Allowing sudo privileges, but not access to sites
Is it possible to make it so a user can use the sudo command in terminal, but not have access to sites other then those allowed through parental controls, without a third party system?
Solution 1:
By adjusting the sudoers file (/etc/sudoers) with sudo visudo
it should be possible to accomplish this.
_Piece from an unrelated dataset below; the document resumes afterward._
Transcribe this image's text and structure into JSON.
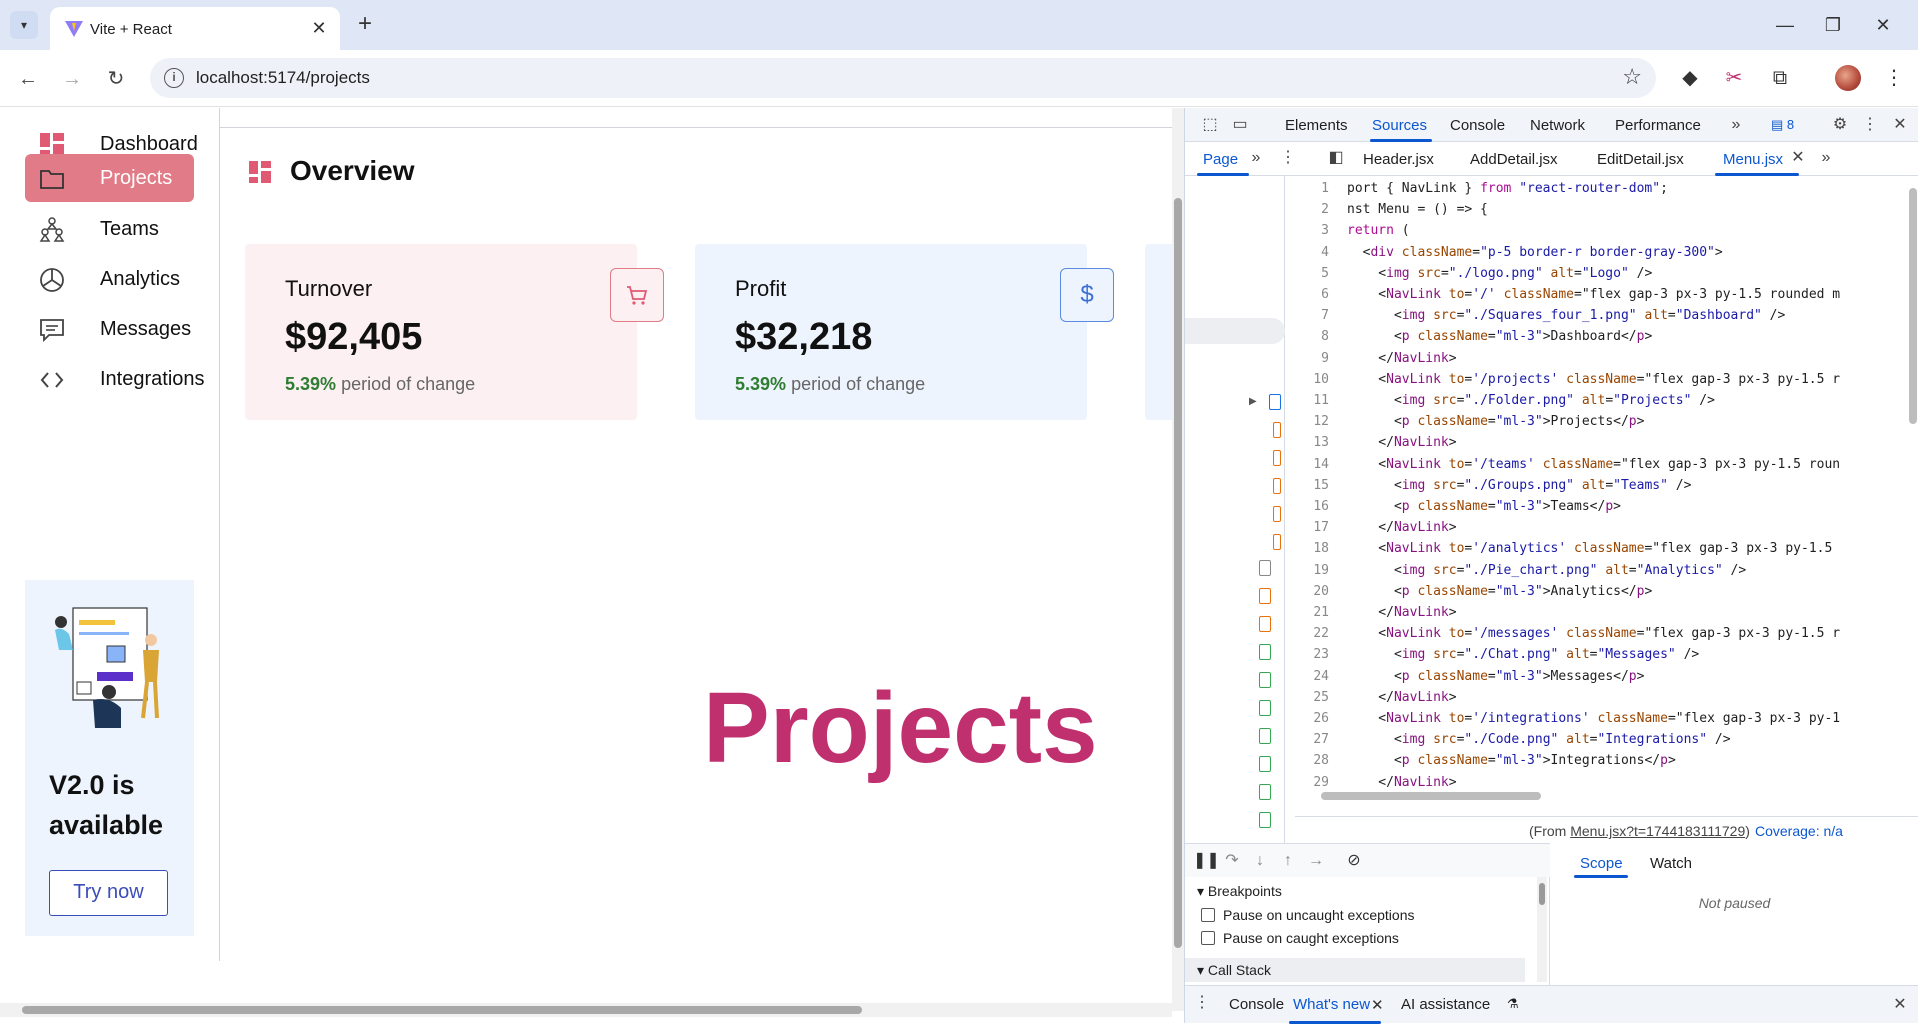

It is a hell of a job and you need a profound knowledge of all commands to fine-tune this while avoiding errors and loopholes though.
You have to add the user to the User privilege specification section
...
# User privilege specification
root ALL=(ALL) ALL
%admin ALL=(ALL) ALL
...
Then use a whitelist (or a blacklist) of allowed (or disallowed) commands:
Examples:
whitelist
# User privilege specification
root ALL=(ALL) ALL
%admin ALL=(ALL) ALL
user ALL=/usr/bin/nano,/usr/bin/opensnoop
blacklist
# User privilege specification
root ALL=(ALL) ALL
%admin ALL=(ALL) ALL
user ALL=!/usr/libexec/PlistBuddy,!/usr/bin/passwd,!/usr/sbin/*
You may mix whitelist and blacklist.
Please check man sudoers
how to simplify things or narrow things down by configuring User, Runas, Host and Cmnd alias specifications.
Check the accepted answer to the question How to prevent sudo users from running specific commands? for the pitfalls of configuring a simple command like rnano
in the sudoers file.
Solution 2:
The two concepts are mutually exclusive.
Adding someone to the sudoers list effectively gives them the power to bypass any restriction you wish to impose on them.